As for Vidosic, he feels he has found the perfect place to reignite his career. His father, Rado, is the assistant coach at the Phoenix, and together with head coach Darije Kalezic, Dario Vidosic thinks the club is headed in the right direction.

"We'll play a brand of football that I've been searching for and wanting to play. We want the ball at all times, we want to dictate play, we want to be the aggressor."

Vidosic said he was prepared to play anywhere on the pitch, listing right back, holding midfield, central midfield, attacking midfield, winger and striker as positions he had played at a high level in his professional career.

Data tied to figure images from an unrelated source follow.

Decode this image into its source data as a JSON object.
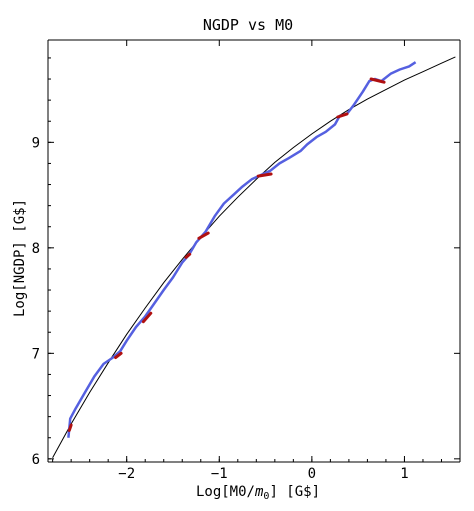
{
  "chart_data": {
    "type": "line",
    "title": "NGDP vs M0",
    "xlabel_prefix": "Log[M0/",
    "xlabel_var": "m",
    "xlabel_sub": "0",
    "xlabel_suffix": "] [G$]",
    "ylabel": "Log[NGDP] [G$]",
    "xlim": [
      -2.85,
      1.6
    ],
    "ylim": [
      5.97,
      9.97
    ],
    "xticks": [
      -2,
      -1,
      0,
      1
    ],
    "xtick_labels": [
      "−2",
      "−1",
      "0",
      "1"
    ],
    "yticks": [
      6,
      7,
      8,
      9
    ],
    "ytick_labels": [
      "6",
      "7",
      "8",
      "9"
    ],
    "grid": false,
    "colors": {
      "fit": "#000000",
      "data": "#5560e0",
      "highlight": "#b01010"
    },
    "series": [
      {
        "role": "fit",
        "x": [
          -2.8,
          -2.6,
          -2.4,
          -2.2,
          -2.0,
          -1.8,
          -1.6,
          -1.4,
          -1.2,
          -1.0,
          -0.8,
          -0.6,
          -0.4,
          -0.2,
          0.0,
          0.2,
          0.4,
          0.6,
          0.8,
          1.0,
          1.2,
          1.4,
          1.55
        ],
        "y": [
          6.01,
          6.33,
          6.63,
          6.91,
          7.18,
          7.43,
          7.67,
          7.89,
          8.1,
          8.3,
          8.48,
          8.65,
          8.81,
          8.95,
          9.08,
          9.2,
          9.31,
          9.41,
          9.5,
          9.59,
          9.67,
          9.75,
          9.81
        ]
      },
      {
        "role": "data",
        "x": [
          -2.63,
          -2.61,
          -2.55,
          -2.45,
          -2.35,
          -2.25,
          -2.15,
          -2.07,
          -2.0,
          -1.9,
          -1.8,
          -1.72,
          -1.6,
          -1.5,
          -1.4,
          -1.33,
          -1.25,
          -1.15,
          -1.05,
          -0.95,
          -0.85,
          -0.75,
          -0.65,
          -0.55,
          -0.45,
          -0.35,
          -0.25,
          -0.12,
          -0.05,
          0.05,
          0.15,
          0.25,
          0.3,
          0.38,
          0.45,
          0.55,
          0.62,
          0.68,
          0.75,
          0.85,
          0.95,
          1.05,
          1.12
        ],
        "y": [
          6.2,
          6.38,
          6.48,
          6.63,
          6.78,
          6.9,
          6.96,
          7.02,
          7.12,
          7.25,
          7.35,
          7.45,
          7.6,
          7.72,
          7.86,
          7.93,
          8.05,
          8.15,
          8.3,
          8.42,
          8.5,
          8.58,
          8.65,
          8.69,
          8.73,
          8.8,
          8.85,
          8.92,
          8.98,
          9.05,
          9.1,
          9.17,
          9.25,
          9.27,
          9.35,
          9.48,
          9.58,
          9.6,
          9.58,
          9.65,
          9.69,
          9.72,
          9.76
        ]
      },
      {
        "role": "highlight",
        "segments": [
          {
            "x": [
              -2.62,
              -2.6
            ],
            "y": [
              6.27,
              6.32
            ]
          },
          {
            "x": [
              -2.12,
              -2.06
            ],
            "y": [
              6.96,
              7.0
            ]
          },
          {
            "x": [
              -1.82,
              -1.74
            ],
            "y": [
              7.3,
              7.38
            ]
          },
          {
            "x": [
              -1.36,
              -1.32
            ],
            "y": [
              7.91,
              7.94
            ]
          },
          {
            "x": [
              -1.22,
              -1.12
            ],
            "y": [
              8.09,
              8.14
            ]
          },
          {
            "x": [
              -0.58,
              -0.44
            ],
            "y": [
              8.68,
              8.7
            ]
          },
          {
            "x": [
              0.28,
              0.38
            ],
            "y": [
              9.24,
              9.27
            ]
          },
          {
            "x": [
              0.64,
              0.78
            ],
            "y": [
              9.6,
              9.57
            ]
          }
        ]
      }
    ]
  }
}
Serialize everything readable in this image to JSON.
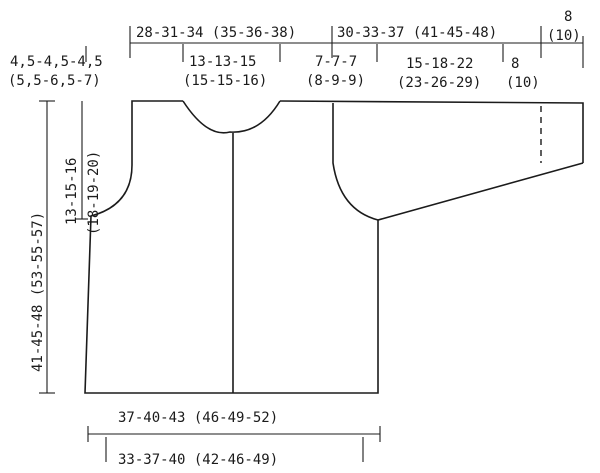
{
  "top_measurements": {
    "total_body_width": "28-31-34 (35-36-38)",
    "sleeve_length": "30-33-37 (41-45-48)",
    "cuff_width_a": "8",
    "cuff_width_b": "(10)"
  },
  "second_row": {
    "shoulder_slope_a": "4,5-4,5-4,5",
    "shoulder_slope_b": "(5,5-6,5-7)",
    "neck_width_a": "13-13-15",
    "neck_width_b": "(15-15-16)",
    "shoulder_a": "7-7-7",
    "shoulder_b": "(8-9-9)",
    "sleeve_upper_a": "15-18-22",
    "sleeve_upper_b": "(23-26-29)",
    "sleeve_cuff_a": "8",
    "sleeve_cuff_b": "(10)"
  },
  "vertical_measurements": {
    "total_length": "41-45-48 (53-55-57)",
    "armhole_depth_a": "13-15-16",
    "armhole_depth_b": "(18-19-20)"
  },
  "bottom_measurements": {
    "chest_width": "37-40-43 (46-49-52)",
    "hem_width": "33-37-40 (42-46-49)"
  }
}
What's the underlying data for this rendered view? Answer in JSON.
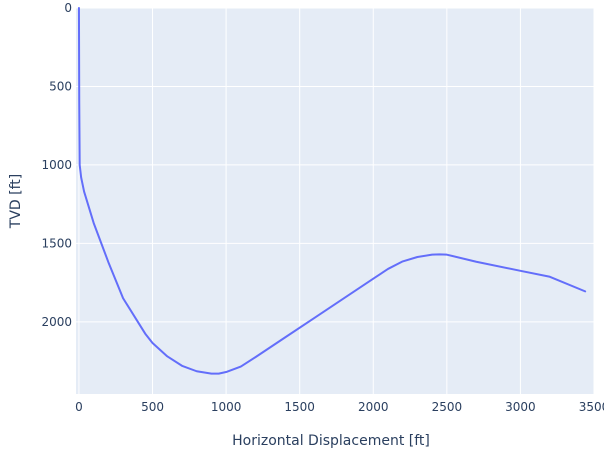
{
  "chart_data": {
    "type": "line",
    "title": "",
    "xlabel": "Horizontal Displacement [ft]",
    "ylabel": "TVD [ft]",
    "xlim": [
      -20,
      3500
    ],
    "ylim": [
      2460,
      0
    ],
    "y_reversed": true,
    "grid": true,
    "legend": "none",
    "x_ticks": [
      0,
      500,
      1000,
      1500,
      2000,
      2500,
      3000,
      3500
    ],
    "y_ticks": [
      0,
      500,
      1000,
      1500,
      2000
    ],
    "colors": {
      "plot_bg": "#e5ecf6",
      "grid": "#ffffff",
      "line": "#636efa",
      "text": "#2a3f5f"
    },
    "series": [
      {
        "x": [
          0,
          2,
          5,
          15,
          35,
          100,
          200,
          300,
          400,
          450,
          500,
          600,
          700,
          800,
          900,
          950,
          1000,
          1100,
          1200,
          1400,
          1600,
          1800,
          2000,
          2100,
          2200,
          2300,
          2400,
          2450,
          2500,
          2700,
          3000,
          3200,
          3440
        ],
        "y": [
          0,
          600,
          1000,
          1080,
          1170,
          1370,
          1620,
          1850,
          2000,
          2075,
          2135,
          2220,
          2280,
          2315,
          2330,
          2330,
          2320,
          2285,
          2225,
          2100,
          1975,
          1850,
          1725,
          1663,
          1615,
          1587,
          1572,
          1570,
          1572,
          1617,
          1675,
          1713,
          1806
        ]
      }
    ]
  }
}
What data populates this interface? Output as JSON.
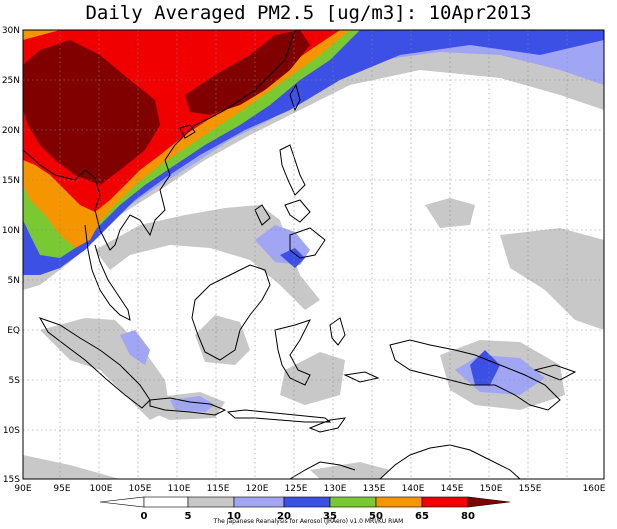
{
  "title": "Daily Averaged PM2.5 [ug/m3]: 10Apr2013",
  "lat_ticks": [
    "30N",
    "25N",
    "20N",
    "15N",
    "10N",
    "5N",
    "EQ",
    "5S",
    "10S",
    "15S"
  ],
  "lon_ticks": [
    "90E",
    "95E",
    "100E",
    "105E",
    "110E",
    "115E",
    "120E",
    "125E",
    "130E",
    "135E",
    "140E",
    "145E",
    "150E",
    "155E",
    "160E"
  ],
  "colorbar": {
    "labels": [
      "0",
      "5",
      "10",
      "20",
      "35",
      "50",
      "65",
      "80"
    ],
    "colors": [
      "#ffffff",
      "#ffffff",
      "#c8c8c8",
      "#a0a6f4",
      "#3c50e6",
      "#7ac832",
      "#f59600",
      "#f00000",
      "#800000"
    ]
  },
  "credit": "The Japanese Reanalysis for Aerosol (JRAero) v1.0 MRI/KU RIAM",
  "field_colors": {
    "gray": "#c8c8c8",
    "lightblue": "#a0a6f4",
    "blue": "#3c50e6",
    "green": "#7ac832",
    "orange": "#f59600",
    "red": "#f00000",
    "darkred": "#800000"
  }
}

The biggest factor would be getting a proper pre-season under his belt, which he hasn't done since 2012 with Adelaide United. 

"[That year] was the best I've felt going into a season and was a very successful season of mine where I was top goalscorer and we had quite a successful season.

"Five years after that I've not had a pre-season, just coming in a week before and sometimes into round seven of a season and straight away playing, the body is always sort of catching up, you're always a little bit behind.

"So now I've got a good chance to get in the gym, on the training field, prepare the mind, body and soul to be all connected and very ready come round one."